Write criteria about the process: “did the agent call the search tool before answering”, “were there redundant or failed tool calls”, “did it follow the required steps in order”.
Reproducibility & reliability options
sampleStrategy(production source):recent(default) scores the latest N requests;randomdraws a representative sample (ORDER BY rand()) without recency bias.generationTemperature(dataset source): the temperature used to generate each response before judging. Defaults to0so a re-run produces the same answers; raise it to sample variability on purpose.- Golden-set scoring. Dataset items with an
expected_outputnow have it injected into the judge prompt as a reference, so the judge compares the response against the expected answer instead of scoring on the criterion alone. - Retries. Judge and generation calls retry transient failures (429 / 5xx / network) with exponential backoff. Concurrency and retry counts are tunable via
EVAL_JUDGE_CONCURRENCY,EVAL_GENERATION_CONCURRENCY, andEVAL_MAX_RETRIES.

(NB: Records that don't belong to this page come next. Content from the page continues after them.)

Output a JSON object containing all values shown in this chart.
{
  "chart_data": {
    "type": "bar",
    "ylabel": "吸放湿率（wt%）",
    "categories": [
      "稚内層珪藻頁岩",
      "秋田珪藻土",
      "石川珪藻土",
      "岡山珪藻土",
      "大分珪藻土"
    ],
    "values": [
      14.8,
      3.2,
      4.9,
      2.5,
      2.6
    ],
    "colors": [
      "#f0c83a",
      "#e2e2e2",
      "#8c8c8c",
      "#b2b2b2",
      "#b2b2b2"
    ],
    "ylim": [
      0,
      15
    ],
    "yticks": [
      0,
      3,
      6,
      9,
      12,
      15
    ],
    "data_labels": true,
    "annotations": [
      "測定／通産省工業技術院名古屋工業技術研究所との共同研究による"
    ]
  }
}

Auto-run on a new version (golden regression suite)
Turn an evaluator into a regression gate: enable Auto-run on each new version on the evaluator (or pass autoRunOnVersion + autoRunDatasetId / autoRunProvider / autoRunModel to POST /api/v1/evaluators). Whenever a new version of that evaluator's prompt is created, Spanlens automatically runs the evaluator against the chosen dataset and scores it — no manual trigger.
It is a dataset run, not production: a brand-new version has no traffic yet, so the run generates responses for the golden dataset with the configured model and scores them. Pair it with an eval_score alert to be notified when a version regresses, and with expected_output on the dataset items for golden-set scoring. Auto-runs spend your provider key, so they are opt-in per evaluator.
Limitations
- Six evaluator types ship today.
llm_judge(model scores 0–1),regex,json_schema,exact_match,contains(the four deterministic types run with no LLM cost), andembedding(cosine similarity via your provider key). Custom-code (JS) evaluators are planned for a later release. - One evaluator run at a time. Concurrent runs on the same evaluator are not supported.
- Rows with empty
response_bodyare skipped.Roughly 28% of rows may be skipped due to streaming parser failures, old data, or error responses. The UI shows this as "47/50 scored". - The judge itself can be inaccurate.That's why Annotation exists , use it to validate the judge's reliability before relying on the scores.
Related: Datasets (test input sets), Experiments (offline side-by-side comparison), Annotation (human scoring), /evals dashboard.